朝鮮はなぜミサイル試射を公表するのか


戦争抑止力強化の透明性

「戦争抑止」を目的として進められる朝鮮の戦略戦術兵器システムの開発生産には一つの特徴がある。「透明性」である。

各種ミサイルを試射する際にも朝鮮中央通信などの国営メディアを通じて発射場面の映像と兵器の技術的諸元・特性を公開し、その自衛的目的に対しても再三強調してきた。

朝鮮で「飛翔体」が発射されると、関係国では偵察衛星と地上レーダー、イージス艦を動員してその軌道を必死に追跡する。

メディアは当局から提供される断片的な情報に基づき様々な「分析」と「解説」を提示する。

その後、朝鮮のメディア発表を通じて事実が確認される。

このパターンが繰り返されてきた。

国防科学院が行った極超音速ミサイル試射(朝鮮中央通信=朝鮮通信)

最近は、最先端兵器として中国・ロシア・米国で開発競争が繰り広げられている極超音速ミサイルの試射(5,11日)だけでなく、鉄道機動ミサイル連隊の検閲射撃訓練のような人民軍の通常訓練(14日)、さらには既に生産装備されている戦術誘導弾を選択的にテストし、兵器システムの正確性を検証する検収射撃試験(17日)まで国営通信社の報道を通じて公開された。

14日に行われた鉄道機動ミサイル連隊の検閲射撃訓練(朝鮮中央通信=朝鮮通信)

 

「透明性」は現実的な思考の基礎となる。朝鮮の敵対勢力は長い間、主観と憶測に基づく「北威脅論」、「北挑発説」を煽り、自らの対決政策を合理化してきた。

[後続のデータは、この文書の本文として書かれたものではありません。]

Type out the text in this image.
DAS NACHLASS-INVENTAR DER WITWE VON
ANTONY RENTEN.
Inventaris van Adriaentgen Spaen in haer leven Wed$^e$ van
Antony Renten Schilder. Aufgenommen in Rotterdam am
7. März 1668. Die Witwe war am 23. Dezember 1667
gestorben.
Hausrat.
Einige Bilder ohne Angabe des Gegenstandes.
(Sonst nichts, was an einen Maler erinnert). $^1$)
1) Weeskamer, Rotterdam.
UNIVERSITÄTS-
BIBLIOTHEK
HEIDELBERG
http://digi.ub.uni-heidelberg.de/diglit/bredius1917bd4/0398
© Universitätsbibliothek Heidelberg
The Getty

しかし相手をあるがままに直視し認識することが正しい判断の前提であり、問​​題解決の出発点である。軍事問題における誤った判断は取り返しのつかない災いを招きかねない。

戦術誘導弾検収射撃試験が行われた。(朝鮮中央通信=朝鮮通信)

朝鮮は戦争を望まないので、それを抑える力の実体を隠さない。それは誰を狙ったり、誰かの関心を引くためのアピールではない。

国防力強化の「透明性」にこだわる理由は簡単明瞭だ。朝鮮はむやみに軍事攻撃を仕掛けてはならない国である、ということを戦争挑発者たちが知るようになれば十分なのだ。